Theorem 2 (the nonintegrated first main theorem).

\[ \int_{D_t} f^*\omega = n(t,a)+\int_{\partial D_t} f^*(d^c\lambda_a). \]

Integration of this equality with respect to \(t\), after simple transformations, leads to the following theorem.

Theorem 3 (the first main theorem).

\[ N(r,a)=T(r)+m(r_0,a)-m(r,a)+\Delta(r,a). \]

Here the following notation has been used:

\[ N(r,a)=\int_{r_0}^{r} n(t,a)\,dt,\qquad T(r)=\int_{r_0}^{r}\left(\int_{D_t} f^*\omega\right)dt, \]

\[ m(r,a)=\int_{\partial D_r} d^c\psi\wedge f^*\lambda_a,\qquad \Delta(r,a)=\int_{D_t} dd^c\psi\wedge f^*\lambda_a . \]

Imposing various conditions on the exhaustion \(\psi\) and on the mapping \(f\), one can, just as was done in the papers \((^3,^6)\), obtain various theorems on the equidistribution of values. If, for example, the exhaustion \(\psi\) is pseudoconcave (i.e., the form \(dd^c\psi\) is negatively semidefinite), then \(m(r,a)>0\), \(\Delta(r,a)<0\), \(N(r,a)\leq T(r)+\mathrm{const}\), and therefore, for every \(a\in M\), the relation \(\overline{\lim}\, N(r,a)/T(r)\leq 1\) holds. From the fact that

\[ \int_M N(r,a)\omega = T(r), \]

it is now easy to obtain that, for all \(a\in M\), except for a set of measure zero, the relation \(\overline{\lim}\, N(r,a)/T(r)=1\) holds. The special case in which the complex space \(CP^n\) is taken as \(M\) was obtained in \((^8)\), where this result is formulated in other terms.

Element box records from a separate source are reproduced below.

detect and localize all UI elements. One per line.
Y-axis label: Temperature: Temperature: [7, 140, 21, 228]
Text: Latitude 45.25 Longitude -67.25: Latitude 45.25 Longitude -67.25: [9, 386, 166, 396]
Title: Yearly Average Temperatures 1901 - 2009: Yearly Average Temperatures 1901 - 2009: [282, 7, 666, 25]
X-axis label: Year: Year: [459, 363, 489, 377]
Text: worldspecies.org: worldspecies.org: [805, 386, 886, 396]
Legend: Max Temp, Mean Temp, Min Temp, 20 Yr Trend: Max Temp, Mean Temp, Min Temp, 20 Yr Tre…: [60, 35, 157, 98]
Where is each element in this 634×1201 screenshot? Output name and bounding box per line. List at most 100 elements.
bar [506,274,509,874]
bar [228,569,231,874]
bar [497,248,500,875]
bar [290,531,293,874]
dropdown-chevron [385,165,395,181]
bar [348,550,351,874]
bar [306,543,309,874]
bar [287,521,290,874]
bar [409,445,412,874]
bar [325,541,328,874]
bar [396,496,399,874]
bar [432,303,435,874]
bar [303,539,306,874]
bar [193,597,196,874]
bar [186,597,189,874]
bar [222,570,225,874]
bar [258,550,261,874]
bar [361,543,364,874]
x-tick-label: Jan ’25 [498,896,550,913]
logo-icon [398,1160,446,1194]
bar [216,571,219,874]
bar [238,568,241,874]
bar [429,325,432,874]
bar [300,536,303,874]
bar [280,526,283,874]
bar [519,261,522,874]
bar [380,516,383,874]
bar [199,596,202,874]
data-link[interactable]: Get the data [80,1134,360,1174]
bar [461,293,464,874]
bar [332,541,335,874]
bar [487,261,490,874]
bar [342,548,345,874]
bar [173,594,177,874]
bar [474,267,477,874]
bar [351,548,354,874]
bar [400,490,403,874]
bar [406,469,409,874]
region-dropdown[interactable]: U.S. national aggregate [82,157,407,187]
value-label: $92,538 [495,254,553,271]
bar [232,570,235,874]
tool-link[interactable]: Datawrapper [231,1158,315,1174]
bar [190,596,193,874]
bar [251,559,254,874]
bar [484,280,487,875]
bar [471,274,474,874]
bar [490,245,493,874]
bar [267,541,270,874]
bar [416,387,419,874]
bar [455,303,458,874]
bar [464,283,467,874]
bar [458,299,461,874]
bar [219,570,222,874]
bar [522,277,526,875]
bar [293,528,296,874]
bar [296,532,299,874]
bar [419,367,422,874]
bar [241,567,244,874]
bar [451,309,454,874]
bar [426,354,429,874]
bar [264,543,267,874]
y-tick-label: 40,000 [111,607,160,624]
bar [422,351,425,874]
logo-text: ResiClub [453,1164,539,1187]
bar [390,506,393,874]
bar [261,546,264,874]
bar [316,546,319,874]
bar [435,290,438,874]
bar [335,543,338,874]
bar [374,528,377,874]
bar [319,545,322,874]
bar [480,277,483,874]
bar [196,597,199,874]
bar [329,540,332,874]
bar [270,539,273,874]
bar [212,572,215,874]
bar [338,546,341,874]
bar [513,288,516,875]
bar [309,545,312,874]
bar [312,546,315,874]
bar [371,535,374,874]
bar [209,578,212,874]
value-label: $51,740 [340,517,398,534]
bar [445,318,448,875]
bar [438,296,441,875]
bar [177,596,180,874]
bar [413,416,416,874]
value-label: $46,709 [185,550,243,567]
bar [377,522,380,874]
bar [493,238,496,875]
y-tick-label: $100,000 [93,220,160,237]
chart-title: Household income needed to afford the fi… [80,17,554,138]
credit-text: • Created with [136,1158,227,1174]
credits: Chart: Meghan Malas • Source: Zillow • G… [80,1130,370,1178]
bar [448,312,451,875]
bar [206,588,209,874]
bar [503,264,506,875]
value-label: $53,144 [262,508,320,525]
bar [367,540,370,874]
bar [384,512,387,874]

Vladimir State Pedagogical Institute
named after P. I. Lebedev-Polyansky

Received
16 I 1970

REFERENCES

\(^1\) S. S. Chern, Ann. Math., 71, No. 3 (1960);
\(^2\) H. Levine, ibid., 71, No. 2 (1960).
\(^3\) W. Stoll, Acta Math., 118, No. 1/2, 111, No. 3/4, 47 (1967).
\(^4\) J. J. Hirschfelder, Inventiones Math., 8, No. 1 (1969).
\(^5\) H. Wu, J. Differential Geometry, 2, No. 2 (1968).
\(^6\) H. Wu, ibid., 2, No. 2, 4 (1968).
\(^7\) H. Wu, ibid., 3, No. 1 (1969).
\(^8\) S. S. Chern, R. Bott, Acta Math., 114, No. 1—2 (1965).